- Cover art
- Developer: Crystalvision Software
- Publisher: Sibling Interactive
- Programmer: Max Elliott
- Artist: Max Elliott
- Composer: Warren Dale
- Platforms: Windows, Windows 3.x
- Release: 1995 (Windows) Dec 31, 1996 (Windows 3.x)
- Genre: adventure-puzzle
- Mode: Single player

= Milo (video game) =

1995 video game

MILO is a first-person adventure-puzzle computer game that challenges the player to solve 14 puzzles based in the world of MILO, an artificially intelligent computer. The game was developed by Crystalvision Software and released in 1996. Released in the wake of such titles as Myst and Pandora's Box, MILO was billed as a multimedia game and as an early example of 3D gaming. The 16-track ambient soundtrack is composed by noted progressive rock musician, Warren Dale.

==Development==
According to Four Fat Chicks, this game is an example of "minute titles, released to less than no fanfare, inexplicably floating around on Ebay, unrecognized and forgotten".

==Plot==

A puzzle awaiting the player.

The player is placed in the abandoned planet of an ancient and highly advanced civilization. This civilization had discovered the Keys to the Gateway of the Universe and as a consequence they had abruptly left their planet in a state of enlightenment to travel and search the far corners of the universe for even greater mysteries. The one thing this civilization left behind was MILO - the sentient artificial intelligence designed to act as caretaker for their planet while they were gone and guard for the Keys to the Gateway.

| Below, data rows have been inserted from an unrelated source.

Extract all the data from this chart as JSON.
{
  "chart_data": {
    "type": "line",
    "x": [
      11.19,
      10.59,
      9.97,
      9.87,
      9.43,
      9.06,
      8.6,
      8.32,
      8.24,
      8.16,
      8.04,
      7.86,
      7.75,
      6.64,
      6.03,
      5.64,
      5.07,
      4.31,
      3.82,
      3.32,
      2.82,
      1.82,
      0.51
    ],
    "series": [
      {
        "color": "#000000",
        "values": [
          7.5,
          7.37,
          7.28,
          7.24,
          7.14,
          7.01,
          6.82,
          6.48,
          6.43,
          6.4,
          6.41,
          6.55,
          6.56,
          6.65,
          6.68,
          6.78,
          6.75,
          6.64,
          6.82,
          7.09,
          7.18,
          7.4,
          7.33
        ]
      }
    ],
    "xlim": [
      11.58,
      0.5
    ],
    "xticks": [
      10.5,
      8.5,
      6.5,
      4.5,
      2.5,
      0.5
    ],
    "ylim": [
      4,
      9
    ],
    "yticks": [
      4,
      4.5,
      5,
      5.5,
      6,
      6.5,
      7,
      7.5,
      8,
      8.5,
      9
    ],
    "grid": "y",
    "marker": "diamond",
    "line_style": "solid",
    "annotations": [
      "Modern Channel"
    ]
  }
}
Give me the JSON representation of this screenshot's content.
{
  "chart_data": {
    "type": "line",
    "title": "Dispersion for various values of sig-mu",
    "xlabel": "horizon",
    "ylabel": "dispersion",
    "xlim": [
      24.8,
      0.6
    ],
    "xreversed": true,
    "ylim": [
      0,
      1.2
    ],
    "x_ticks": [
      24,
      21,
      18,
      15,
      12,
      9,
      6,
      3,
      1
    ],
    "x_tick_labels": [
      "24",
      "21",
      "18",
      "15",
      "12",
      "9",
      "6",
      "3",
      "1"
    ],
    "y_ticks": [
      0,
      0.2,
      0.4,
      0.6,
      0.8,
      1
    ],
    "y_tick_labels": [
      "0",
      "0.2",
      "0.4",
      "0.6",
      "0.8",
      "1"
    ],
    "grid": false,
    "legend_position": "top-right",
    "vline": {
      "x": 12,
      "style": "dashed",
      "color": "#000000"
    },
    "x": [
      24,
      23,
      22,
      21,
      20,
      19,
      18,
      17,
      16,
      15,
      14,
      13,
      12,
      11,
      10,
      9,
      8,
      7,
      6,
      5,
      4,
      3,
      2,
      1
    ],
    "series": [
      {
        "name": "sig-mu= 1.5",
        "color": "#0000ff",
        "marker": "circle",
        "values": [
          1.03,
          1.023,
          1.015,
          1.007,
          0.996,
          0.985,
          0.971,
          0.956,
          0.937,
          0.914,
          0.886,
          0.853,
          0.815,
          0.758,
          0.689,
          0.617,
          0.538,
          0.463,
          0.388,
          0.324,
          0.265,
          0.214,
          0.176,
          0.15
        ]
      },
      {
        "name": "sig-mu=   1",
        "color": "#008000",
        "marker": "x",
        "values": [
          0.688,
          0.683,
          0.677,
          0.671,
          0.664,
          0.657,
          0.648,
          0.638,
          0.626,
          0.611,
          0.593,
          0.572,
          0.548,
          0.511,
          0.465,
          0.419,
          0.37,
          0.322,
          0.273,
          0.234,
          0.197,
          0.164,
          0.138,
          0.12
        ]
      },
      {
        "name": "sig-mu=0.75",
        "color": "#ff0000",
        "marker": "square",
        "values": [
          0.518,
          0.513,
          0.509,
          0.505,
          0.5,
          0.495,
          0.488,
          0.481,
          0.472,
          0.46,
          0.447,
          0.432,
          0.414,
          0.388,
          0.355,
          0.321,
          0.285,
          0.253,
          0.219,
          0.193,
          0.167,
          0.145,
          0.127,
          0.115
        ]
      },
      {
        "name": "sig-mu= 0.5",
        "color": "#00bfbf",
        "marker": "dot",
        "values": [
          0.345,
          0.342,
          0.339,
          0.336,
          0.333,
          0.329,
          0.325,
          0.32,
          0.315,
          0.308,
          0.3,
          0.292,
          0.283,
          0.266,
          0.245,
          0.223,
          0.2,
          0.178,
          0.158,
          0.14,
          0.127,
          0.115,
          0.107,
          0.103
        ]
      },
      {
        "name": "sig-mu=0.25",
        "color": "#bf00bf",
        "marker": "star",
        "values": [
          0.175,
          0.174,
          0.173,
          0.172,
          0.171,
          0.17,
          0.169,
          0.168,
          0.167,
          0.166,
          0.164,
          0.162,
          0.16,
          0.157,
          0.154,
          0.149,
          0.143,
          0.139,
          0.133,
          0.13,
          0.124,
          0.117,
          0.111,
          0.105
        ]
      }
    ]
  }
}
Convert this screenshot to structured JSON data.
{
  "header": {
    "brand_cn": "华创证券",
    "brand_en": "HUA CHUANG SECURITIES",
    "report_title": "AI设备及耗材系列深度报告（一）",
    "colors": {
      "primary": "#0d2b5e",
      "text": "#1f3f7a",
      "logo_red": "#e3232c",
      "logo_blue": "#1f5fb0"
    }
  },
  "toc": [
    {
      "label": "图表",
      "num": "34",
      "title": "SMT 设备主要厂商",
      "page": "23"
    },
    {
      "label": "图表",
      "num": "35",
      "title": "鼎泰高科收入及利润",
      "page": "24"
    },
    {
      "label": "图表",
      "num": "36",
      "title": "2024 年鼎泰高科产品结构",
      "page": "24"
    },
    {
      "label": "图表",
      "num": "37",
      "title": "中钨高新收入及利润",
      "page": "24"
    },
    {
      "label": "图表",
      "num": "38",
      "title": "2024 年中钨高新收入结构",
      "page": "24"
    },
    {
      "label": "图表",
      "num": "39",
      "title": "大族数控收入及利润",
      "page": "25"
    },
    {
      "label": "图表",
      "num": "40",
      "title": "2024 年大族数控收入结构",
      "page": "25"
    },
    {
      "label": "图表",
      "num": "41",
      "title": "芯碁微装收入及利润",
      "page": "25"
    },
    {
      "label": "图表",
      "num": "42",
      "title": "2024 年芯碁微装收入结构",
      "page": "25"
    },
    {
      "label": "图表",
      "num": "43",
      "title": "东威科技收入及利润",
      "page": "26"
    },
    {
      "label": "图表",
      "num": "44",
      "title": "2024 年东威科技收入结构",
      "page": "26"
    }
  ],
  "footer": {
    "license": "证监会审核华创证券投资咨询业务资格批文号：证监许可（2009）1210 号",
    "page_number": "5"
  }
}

MILO has existed now for centuries, patiently awaiting the return of his creators. The lack of interaction with life during the intervening centuries, however, has been difficult for MILO on a mental level. By the time of the player's arrival on the planet, MILO has unfortunately lost much of its normal function and is now quite mad. Your task as the player is to unlock the Library which holds the Keys to the Gateway. To do this, you must solve a series of 14 puzzles often taking the form of a 2-person logic game with MILO (acting remotely through the electronic world) as your opponent. Upon completion of the all 14 puzzles, the player meets MILO face to face, and escapes the planet.

==Gameplay==
Gameplay sees the player access seven different worlds from a central hub, with puzzle completion leading to progression through the game. The backgrounds are static slideshows.

==Reception==
The game was well received by critics, earning praise especially for its graphics, sound, and replay value. The reliance on luck rather than logic in some of the puzzles, as well as the near-total lack of documentation accompanying the game, however, was criticized. The sound effects were also criticized (apart from the musical score) as lacking in quality and substance. Four Fat Chicks likened the game's look and feel to Gord@k and L-Zone, and recommended the game to fans of puzzle adventure games such as Jewels of the Oracle, The Cassandra Galleries, or Pandora's Box. Michael J. Bertrand of World Village praised the New Age background music as one of the very few enjoyable aspects of the game. The Adrenaline Vault's Hermann K. Peterscheck felt the game ripped off puzzles from Myst and The 7th Guest.